As part of this objective, we seek to build capacities of UVG and MIT faculty, researchers, and staff to provide world-class training in the generation and use of research and innovation for development.

Essential to the success of this objective was introducing instructors, AGEXPORT members, and community liaisons to the basic methods and mindsets of participatory design. Participatory design (PD) is a family of design approaches that actively involves the people facing a challenge in the process of developing a solution to it.  Through the participatory design process, designers engage users at different levels as collaborators, rather than passive recipients of a solution. The three main types of participatory design include design for users (user-centered design), design with users (co-design), and design by users (user-generated design).

During its first year, ASPIRE, in collaboration with Link4, a Guatemalan design education organization with significant experience in cross-cultural design facilitation and community development, planned and executed a total of 5 pilot workshops focused on building linkages between UVG researchers and AGEXPORT members, understanding challenges in certain Guatemalan export value chains, and generating ideas for collaborative research projects that could benefit traditionally marginalized groups and others in the value chain.

In addition to these workshops, ASPIRE successfully facilitated a diverse list of sessions and experiences for UVG instructors, students, and ASPIRE staff. Among these offerings were monthly Learning Exchanges at UVG, six Faculty Training sessions, two PD applications workshops for instructors, one PD workshop for visiting students, travel opportunities for UVG’s academic community (students, faculty, and staff) to visit MIT, and the MIT team’s subsequent travel to visit UVG’s campus.

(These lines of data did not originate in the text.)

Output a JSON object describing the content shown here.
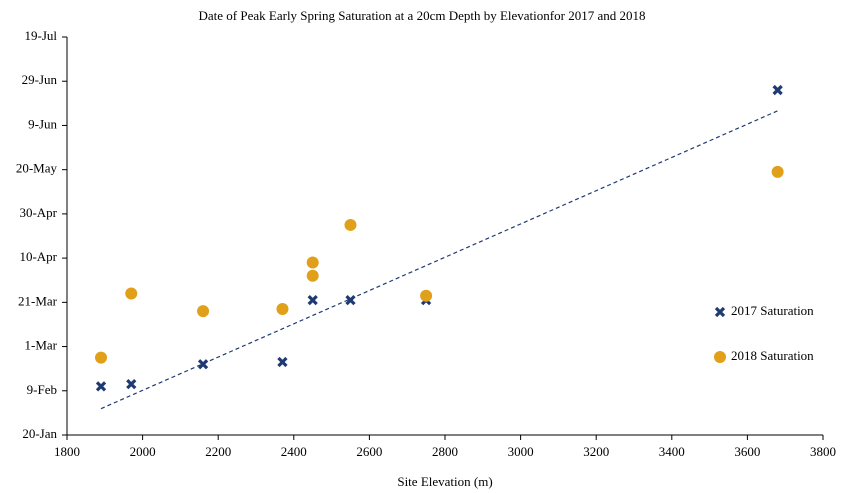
{
  "chart_data": {
    "type": "scatter",
    "title": "Date of Peak Early Spring Saturation at a 20cm Depth by Elevationfor 2017 and 2018",
    "xlabel": "Site Elevation (m)",
    "xlim": [
      1800,
      3800
    ],
    "xticks": [
      1800,
      2000,
      2200,
      2400,
      2600,
      2800,
      3000,
      3200,
      3400,
      3600,
      3800
    ],
    "ylim": [
      20,
      200
    ],
    "yticks": [
      {
        "value": 20,
        "label": "20-Jan"
      },
      {
        "value": 40,
        "label": "9-Feb"
      },
      {
        "value": 60,
        "label": "1-Mar"
      },
      {
        "value": 80,
        "label": "21-Mar"
      },
      {
        "value": 100,
        "label": "10-Apr"
      },
      {
        "value": 120,
        "label": "30-Apr"
      },
      {
        "value": 140,
        "label": "20-May"
      },
      {
        "value": 160,
        "label": "9-Jun"
      },
      {
        "value": 180,
        "label": "29-Jun"
      },
      {
        "value": 200,
        "label": "19-Jul"
      }
    ],
    "grid": false,
    "legend": "right",
    "series": [
      {
        "name": "2017 Saturation",
        "color": "#1f3a73",
        "marker": "x",
        "trendline": true,
        "x": [
          1890,
          1970,
          2160,
          2370,
          2450,
          2550,
          2750,
          3680
        ],
        "values": [
          42,
          43,
          52,
          53,
          81,
          81,
          81,
          176
        ]
      },
      {
        "name": "2018 Saturation",
        "color": "#e1a01a",
        "marker": "circle",
        "trendline": false,
        "x": [
          1890,
          1970,
          2160,
          2370,
          2450,
          2450,
          2550,
          2750,
          3680
        ],
        "values": [
          55,
          84,
          76,
          77,
          98,
          92,
          115,
          83,
          139
        ]
      }
    ]
  }
}
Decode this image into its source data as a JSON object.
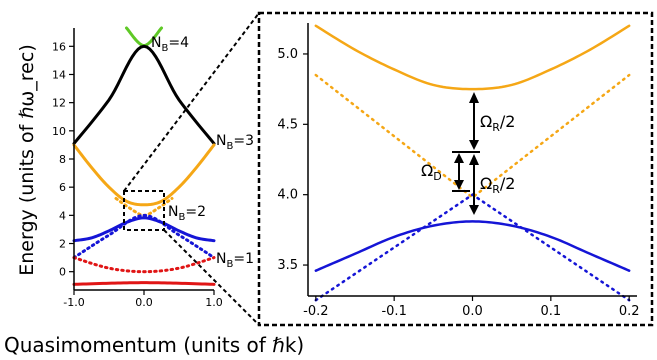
{
  "colors": {
    "band_green": "#5fc926",
    "band_black": "#000000",
    "band_orange": "#f5a716",
    "band_blue": "#1515d6",
    "band_red": "#e01515",
    "frame": "#000000"
  },
  "chart_data": [
    {
      "type": "line",
      "panel": "main",
      "xlabel": "Quasimomentum (units of ℏk)",
      "ylabel": "Energy (units of ℏω_rec)",
      "xlim": [
        -1.0,
        1.0
      ],
      "ylim": [
        -1.3,
        17.3
      ],
      "xticks": [
        "-1.0",
        "0.0",
        "1.0"
      ],
      "yticks": [
        "0",
        "2",
        "4",
        "6",
        "8",
        "10",
        "12",
        "14",
        "16"
      ],
      "band_labels": [
        {
          "main": "N",
          "sub": "B",
          "tail": "=4"
        },
        {
          "main": "N",
          "sub": "B",
          "tail": "=3"
        },
        {
          "main": "N",
          "sub": "B",
          "tail": "=2"
        },
        {
          "main": "N",
          "sub": "B",
          "tail": "=1"
        }
      ],
      "series": [
        {
          "key": "n5",
          "color_key": "band_green",
          "style": "solid",
          "x": [
            -0.25,
            0.0,
            0.25
          ],
          "y": [
            17.3,
            16.05,
            17.3
          ]
        },
        {
          "key": "n4",
          "color_key": "band_black",
          "style": "solid",
          "x": [
            -1.0,
            -0.5,
            0.0,
            0.5,
            1.0
          ],
          "y": [
            9.1,
            12.2,
            16.0,
            12.2,
            9.1
          ]
        },
        {
          "key": "n3",
          "color_key": "band_orange",
          "style": "solid",
          "x": [
            -1.0,
            -0.75,
            -0.5,
            -0.25,
            0.0,
            0.25,
            0.5,
            0.75,
            1.0
          ],
          "y": [
            9.0,
            7.4,
            6.0,
            5.0,
            4.75,
            5.0,
            6.0,
            7.4,
            9.0
          ]
        },
        {
          "key": "n3_free",
          "color_key": "band_orange",
          "style": "dotted",
          "x": [
            -0.4,
            -0.2,
            0.0,
            0.2,
            0.4
          ],
          "y": [
            5.2,
            4.5,
            4.0,
            4.5,
            5.2
          ]
        },
        {
          "key": "n2",
          "color_key": "band_blue",
          "style": "solid",
          "x": [
            -1.0,
            -0.75,
            -0.5,
            -0.25,
            0.0,
            0.25,
            0.5,
            0.75,
            1.0
          ],
          "y": [
            2.2,
            2.4,
            2.9,
            3.5,
            3.82,
            3.5,
            2.9,
            2.4,
            2.2
          ]
        },
        {
          "key": "n2_free",
          "color_key": "band_blue",
          "style": "dotted",
          "x": [
            -1.0,
            -0.5,
            0.0,
            0.5,
            1.0
          ],
          "y": [
            1.0,
            2.6,
            4.0,
            2.6,
            1.0
          ]
        },
        {
          "key": "n1_free",
          "color_key": "band_red",
          "style": "dotted",
          "x": [
            -1.0,
            -0.5,
            0.0,
            0.5,
            1.0
          ],
          "y": [
            1.0,
            0.25,
            0.0,
            0.25,
            1.0
          ]
        },
        {
          "key": "n1",
          "color_key": "band_red",
          "style": "solid",
          "x": [
            -1.0,
            -0.5,
            0.0,
            0.5,
            1.0
          ],
          "y": [
            -0.9,
            -0.82,
            -0.78,
            -0.82,
            -0.9
          ]
        }
      ]
    },
    {
      "type": "line",
      "panel": "zoom",
      "xlim": [
        -0.21,
        0.21
      ],
      "ylim": [
        3.28,
        5.22
      ],
      "xticks": [
        "-0.2",
        "-0.1",
        "0.0",
        "0.1",
        "0.2"
      ],
      "yticks": [
        "3.5",
        "4.0",
        "4.5",
        "5.0"
      ],
      "annotations": [
        {
          "main": "Ω",
          "sub": "R",
          "tail": "/2"
        },
        {
          "main": "Ω",
          "sub": "D",
          "tail": ""
        },
        {
          "main": "Ω",
          "sub": "R",
          "tail": "/2"
        }
      ],
      "series": [
        {
          "key": "upper",
          "color_key": "band_orange",
          "style": "solid",
          "x": [
            -0.2,
            -0.15,
            -0.1,
            -0.05,
            0.0,
            0.05,
            0.1,
            0.15,
            0.2
          ],
          "y": [
            5.2,
            5.03,
            4.89,
            4.78,
            4.75,
            4.78,
            4.89,
            5.03,
            5.2
          ]
        },
        {
          "key": "upper_free",
          "color_key": "band_orange",
          "style": "dotted",
          "x": [
            -0.2,
            0.0,
            0.2
          ],
          "y": [
            4.85,
            3.98,
            4.85
          ]
        },
        {
          "key": "lower",
          "color_key": "band_blue",
          "style": "solid",
          "x": [
            -0.2,
            -0.15,
            -0.1,
            -0.05,
            0.0,
            0.05,
            0.1,
            0.15,
            0.2
          ],
          "y": [
            3.46,
            3.58,
            3.7,
            3.78,
            3.81,
            3.78,
            3.7,
            3.58,
            3.46
          ]
        },
        {
          "key": "lower_free",
          "color_key": "band_blue",
          "style": "dotted",
          "x": [
            -0.2,
            0.0,
            0.2
          ],
          "y": [
            3.25,
            4.0,
            3.25
          ]
        }
      ]
    }
  ]
}
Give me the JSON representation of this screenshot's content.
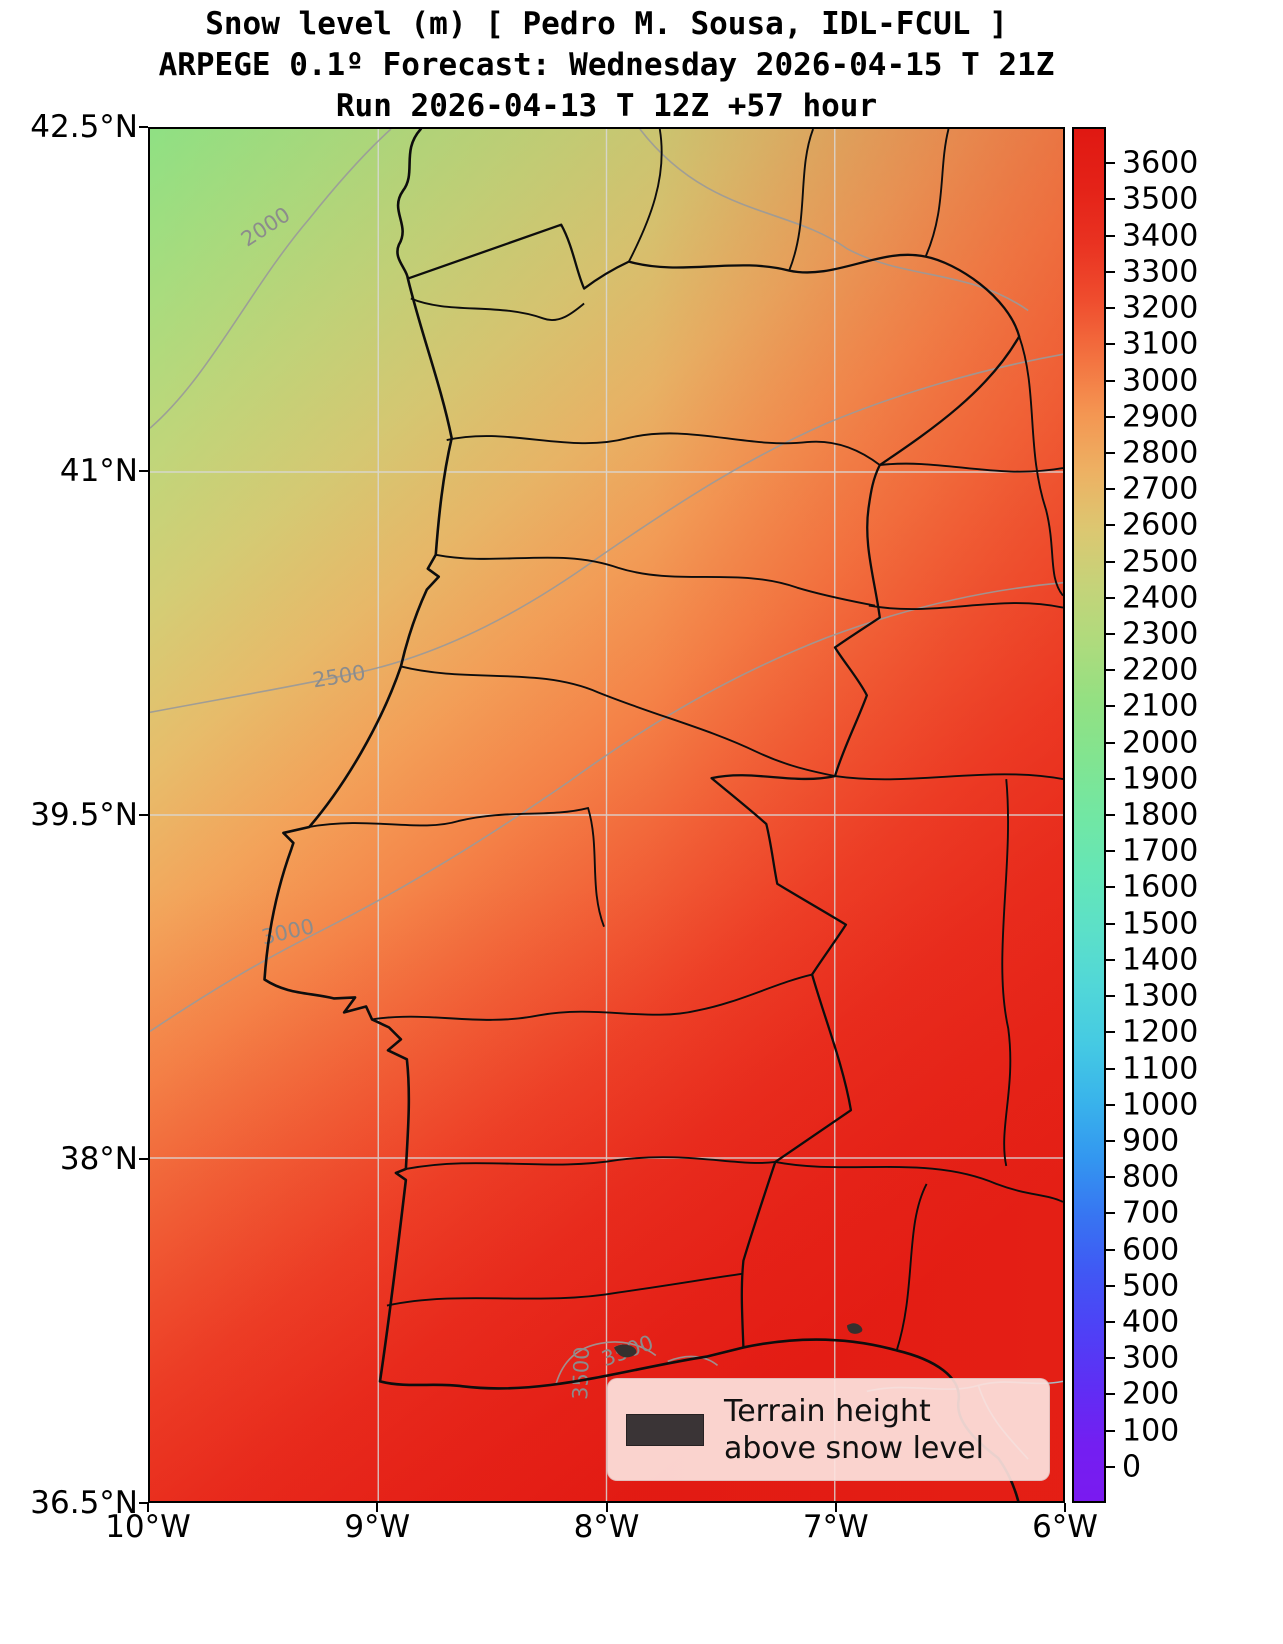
{
  "title": {
    "line1": "Snow level (m) [ Pedro M. Sousa, IDL-FCUL ]",
    "line2": "ARPEGE 0.1º Forecast: Wednesday 2026-04-15 T 21Z",
    "line3": "Run 2026-04-13 T 12Z +57 hour"
  },
  "y_axis": {
    "ticks": [
      "42.5°N",
      "41°N",
      "39.5°N",
      "38°N",
      "36.5°N"
    ]
  },
  "x_axis": {
    "ticks": [
      "10°W",
      "9°W",
      "8°W",
      "7°W",
      "6°W"
    ]
  },
  "colorbar": {
    "tick_values": [
      3600,
      3500,
      3400,
      3300,
      3200,
      3100,
      3000,
      2900,
      2800,
      2700,
      2600,
      2500,
      2400,
      2300,
      2200,
      2100,
      2000,
      1900,
      1800,
      1700,
      1600,
      1500,
      1400,
      1300,
      1200,
      1100,
      1000,
      900,
      800,
      700,
      600,
      500,
      400,
      300,
      200,
      100,
      0
    ]
  },
  "contours": {
    "labels": [
      "2000",
      "2500",
      "3000",
      "3500",
      "3500"
    ]
  },
  "legend": {
    "line1": "Terrain height",
    "line2": "above snow level"
  },
  "chart_data": {
    "type": "heatmap",
    "variable": "Snow level",
    "units": "m",
    "title": "Snow level (m) [ Pedro M. Sousa, IDL-FCUL ]",
    "model": "ARPEGE 0.1º",
    "valid_time": "Wednesday 2026-04-15 T 21Z",
    "run": "2026-04-13 T 12Z",
    "lead_hours": 57,
    "x_axis": {
      "ticks": [
        "10°W",
        "9°W",
        "8°W",
        "7°W",
        "6°W"
      ],
      "range_deg_west": [
        10,
        6
      ]
    },
    "y_axis": {
      "ticks": [
        "42.5°N",
        "41°N",
        "39.5°N",
        "38°N",
        "36.5°N"
      ],
      "range_deg_north": [
        36.5,
        42.5
      ]
    },
    "colorbar": {
      "min": 0,
      "max": 3600,
      "step": 100,
      "orientation": "vertical",
      "colormap": "rainbow"
    },
    "labeled_contours_m": [
      2000,
      2500,
      3000,
      3500
    ],
    "gradient_summary": "Snow level rises from about 2000 m in the NW corner (green) to above 3500 m in the south and southeast (red); contours run diagonally SW-NE over Portugal and western Spain",
    "legend": "Terrain height above snow level",
    "colormap_stops": [
      [
        0,
        "#7a1af0"
      ],
      [
        300,
        "#5536f6"
      ],
      [
        600,
        "#3a62f4"
      ],
      [
        900,
        "#31a1ef"
      ],
      [
        1100,
        "#40c4e8"
      ],
      [
        1400,
        "#57ddd2"
      ],
      [
        1700,
        "#68e8af"
      ],
      [
        1900,
        "#7ce696"
      ],
      [
        2100,
        "#90e083"
      ],
      [
        2300,
        "#b2da7c"
      ],
      [
        2500,
        "#cfd077"
      ],
      [
        2650,
        "#e4c26e"
      ],
      [
        2800,
        "#f2a95e"
      ],
      [
        2950,
        "#f58e4e"
      ],
      [
        3100,
        "#f26a3c"
      ],
      [
        3250,
        "#ee472b"
      ],
      [
        3450,
        "#e7281c"
      ],
      [
        3700,
        "#e01812"
      ]
    ]
  }
}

Sher Vogel, the Global Trainings Manager at MIT D-Lab and technical advisor to the UVG Curriculum and Trainings Manager for ASPIRE, stated that “one achievement to celebrate this year is that Participatory Design has become a familiar framework for instructors, researchers, and some AGEXPORT members. In our workshops, participants have mentioned they appreciated the participatory methods and valued working with different perspectives present at the table. In addition, ASPIRE’s project team has developed a deeper level of understanding of at least two different agricultural community contexts. These relationships and ways of working will be foundational as we move forward together, learning how to do collaborative research projects that include and produce value for traditionally marginalized communities.”

During the project’s first year, the ASPIRE team planned to reach and positively impact 100 stakeholders through training sessions. These expectations were exceeded, as ASPIRE successfully engaged with 306 participants throughout our various training offerings.

While the high number is a great thing, the team recognizes the long-term value of s training more deeply on a variety of competencies and skills that will help strengthen the inclusive innovation ecosystem in the longer term.  To achieve this, the ASPIRE trainings team will build different training tracks for different key groups to help the ecosystem flourish, with a focus on selected researchers, instructors, community liaisons, and ASPIRE staff.

About the ASPIRE Project

ASPIRE is a five-year, $15 million project funded by USAID and implemented by the Massachusetts Institute of Technology (MIT), Universidad del Valle de Guatemala (UVG), and the Guatemalan Exporters Association (AGEXPORT).  The goal of the project is to create a world-class, replicable model for how Latin American universities and their collaborators can respond to local and regional development needs. The project implements a collaborative approach to research, teaching, innovation, entrepreneurship, and tech transfer, based on the combination of local assets and knowledge with MIT’s experience in the innovation ecosystem.